R/: Although GMP is not directly included, transcription can still occur because guanine can be salvaged by enzymes present in the E. coli lysate. Enzymes such as hypoxanthine-guanine phosphoribosyltransferase (HGPRT) convert guanine into GMP using phosphoribosyl pyrophosphate (PRPP), and GMP is subsequently phosphorylated into GDP and GTP, which are required for RNA synthesis by RNA polymerase.

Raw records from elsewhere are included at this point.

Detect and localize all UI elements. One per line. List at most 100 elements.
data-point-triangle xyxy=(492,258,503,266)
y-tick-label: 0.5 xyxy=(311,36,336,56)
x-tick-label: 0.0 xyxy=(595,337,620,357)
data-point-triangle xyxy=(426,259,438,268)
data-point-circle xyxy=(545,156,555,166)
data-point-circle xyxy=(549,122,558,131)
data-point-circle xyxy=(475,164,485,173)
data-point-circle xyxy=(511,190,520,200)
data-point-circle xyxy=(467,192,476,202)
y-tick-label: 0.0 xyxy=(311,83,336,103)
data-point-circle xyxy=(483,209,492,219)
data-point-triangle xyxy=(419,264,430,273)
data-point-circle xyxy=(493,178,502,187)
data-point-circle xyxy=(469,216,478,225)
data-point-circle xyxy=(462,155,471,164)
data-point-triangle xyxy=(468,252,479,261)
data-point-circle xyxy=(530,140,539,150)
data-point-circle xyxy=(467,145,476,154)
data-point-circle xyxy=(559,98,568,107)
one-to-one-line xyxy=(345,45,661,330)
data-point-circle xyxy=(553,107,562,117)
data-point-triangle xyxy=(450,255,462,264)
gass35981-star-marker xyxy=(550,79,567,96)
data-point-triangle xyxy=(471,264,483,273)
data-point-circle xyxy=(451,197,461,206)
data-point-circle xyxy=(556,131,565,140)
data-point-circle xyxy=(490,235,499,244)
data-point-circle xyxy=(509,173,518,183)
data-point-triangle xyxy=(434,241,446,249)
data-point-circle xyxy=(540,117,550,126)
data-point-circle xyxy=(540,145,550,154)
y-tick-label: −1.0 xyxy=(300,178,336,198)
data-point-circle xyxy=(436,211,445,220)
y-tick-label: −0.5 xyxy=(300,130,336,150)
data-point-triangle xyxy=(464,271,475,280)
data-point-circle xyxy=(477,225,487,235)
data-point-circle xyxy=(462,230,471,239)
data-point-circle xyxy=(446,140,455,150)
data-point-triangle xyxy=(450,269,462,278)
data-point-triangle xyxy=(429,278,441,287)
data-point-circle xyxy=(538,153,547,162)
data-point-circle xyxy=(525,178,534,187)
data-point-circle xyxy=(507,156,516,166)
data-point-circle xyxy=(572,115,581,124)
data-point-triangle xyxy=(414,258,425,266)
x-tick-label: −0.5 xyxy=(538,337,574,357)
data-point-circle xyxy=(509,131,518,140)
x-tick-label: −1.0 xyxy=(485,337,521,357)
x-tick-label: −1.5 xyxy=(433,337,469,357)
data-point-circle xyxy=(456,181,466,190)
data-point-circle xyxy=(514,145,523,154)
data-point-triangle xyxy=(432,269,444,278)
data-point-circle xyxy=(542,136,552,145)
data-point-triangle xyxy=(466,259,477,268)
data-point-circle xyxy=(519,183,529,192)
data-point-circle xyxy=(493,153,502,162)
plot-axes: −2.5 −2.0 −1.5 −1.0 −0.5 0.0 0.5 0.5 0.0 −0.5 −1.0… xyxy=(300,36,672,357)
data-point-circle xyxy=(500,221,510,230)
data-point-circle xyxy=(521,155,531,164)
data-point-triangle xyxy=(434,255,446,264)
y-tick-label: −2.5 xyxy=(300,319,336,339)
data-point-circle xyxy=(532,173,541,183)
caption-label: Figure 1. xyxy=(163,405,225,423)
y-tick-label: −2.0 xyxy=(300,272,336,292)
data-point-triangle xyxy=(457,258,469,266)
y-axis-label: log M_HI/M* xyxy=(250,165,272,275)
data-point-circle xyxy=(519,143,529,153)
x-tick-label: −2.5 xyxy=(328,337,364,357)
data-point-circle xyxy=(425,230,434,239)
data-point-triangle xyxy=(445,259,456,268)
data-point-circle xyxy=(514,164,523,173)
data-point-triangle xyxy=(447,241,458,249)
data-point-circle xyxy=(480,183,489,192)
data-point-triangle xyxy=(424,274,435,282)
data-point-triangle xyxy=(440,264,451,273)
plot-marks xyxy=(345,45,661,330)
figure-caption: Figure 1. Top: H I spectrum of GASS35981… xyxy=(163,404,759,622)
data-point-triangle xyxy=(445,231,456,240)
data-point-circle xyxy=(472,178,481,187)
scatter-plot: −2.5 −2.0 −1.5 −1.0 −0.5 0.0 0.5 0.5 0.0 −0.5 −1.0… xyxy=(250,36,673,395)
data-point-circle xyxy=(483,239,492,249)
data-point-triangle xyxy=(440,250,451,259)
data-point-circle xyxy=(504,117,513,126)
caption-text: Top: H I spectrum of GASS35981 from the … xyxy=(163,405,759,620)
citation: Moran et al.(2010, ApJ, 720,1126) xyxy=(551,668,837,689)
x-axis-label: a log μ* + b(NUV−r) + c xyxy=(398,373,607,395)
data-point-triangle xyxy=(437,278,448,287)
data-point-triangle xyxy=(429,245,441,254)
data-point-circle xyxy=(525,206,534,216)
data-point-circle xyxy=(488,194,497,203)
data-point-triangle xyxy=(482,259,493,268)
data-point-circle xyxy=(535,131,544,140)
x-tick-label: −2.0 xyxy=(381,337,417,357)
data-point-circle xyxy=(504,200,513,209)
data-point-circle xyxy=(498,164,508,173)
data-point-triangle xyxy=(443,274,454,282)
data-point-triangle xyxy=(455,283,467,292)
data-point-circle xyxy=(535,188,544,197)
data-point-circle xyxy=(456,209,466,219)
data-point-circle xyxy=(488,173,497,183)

Part C: Planning the Global Experiment | Cell-Free Master Mix Design
1. Biophysical or Functional Properties of the Fluorescent Proteins
sfGFP
R/: sfGFP (Superfolder GFP) has exceptionally fast and robust folding kinetics, allowing maturation in under 10 minutes at 37°C. This makes it highly suitable for cell-free systems where reaction time is limited. However, like all GFP derivatives, it requires molecular oxygen for chromophore maturation.
mRFP1
R/: mRFP1 has incomplete chromophore maturation, meaning that a fraction of the synthesized protein never becomes fluorescent. It also has relatively low photostability and quantum yield, which can reduce fluorescence intensity in cell-free systems.
mKO2
R/: mKO2 is moderately sensitive to acidic conditions, meaning that slight decreases in pH during long incubations can reduce fluorescence output. Proper buffering is therefore important for maintaining signal stability.
mTurquoise2
R/: mTurquoise2 undergoes slow two-step chromophore maturation, making it one of the slowest-maturing cyan fluorescent proteins. In short cell-free reactions, fluorescence may underestimate the total amount of synthesized protein.
mScarlet-I
R/: mScarlet-I is known for robust folding and efficient maturation, even under oxidizing conditions. This makes it a reliable reporter protein in cell-free systems with varying redox environments.
Electra2
R/: Electra2 is a bright blue fluorescent protein with improved fluorescence compared to many other blue fluorescent proteins. However, like other β-barrel fluorescent proteins, it requires molecular oxygen for chromophore maturation, making oxygen availability important for long incubations.
2. Hypothesis for Improving Fluorescence Over a 36-Hour Incubation
R/: I hypothesize that increasing the concentrations of glucose and ribose in the cell-free master mix would improve the fluorescence output of mTurquoise2 during a 36-hour incubation.
Because mTurquoise2 undergoes slow two-step chromophore maturation, it requires extended reaction times to achieve maximum fluorescence. By increasing glucose and ribose concentrations, ATP regeneration could be sustained for longer periods, maintaining active translation and allowing a larger fraction of synthesized mTurquoise2 proteins to complete chromophore maturation. As a result, higher fluorescence intensity would be expected at later time points (18–36 hours) compared to the standard master mix composition.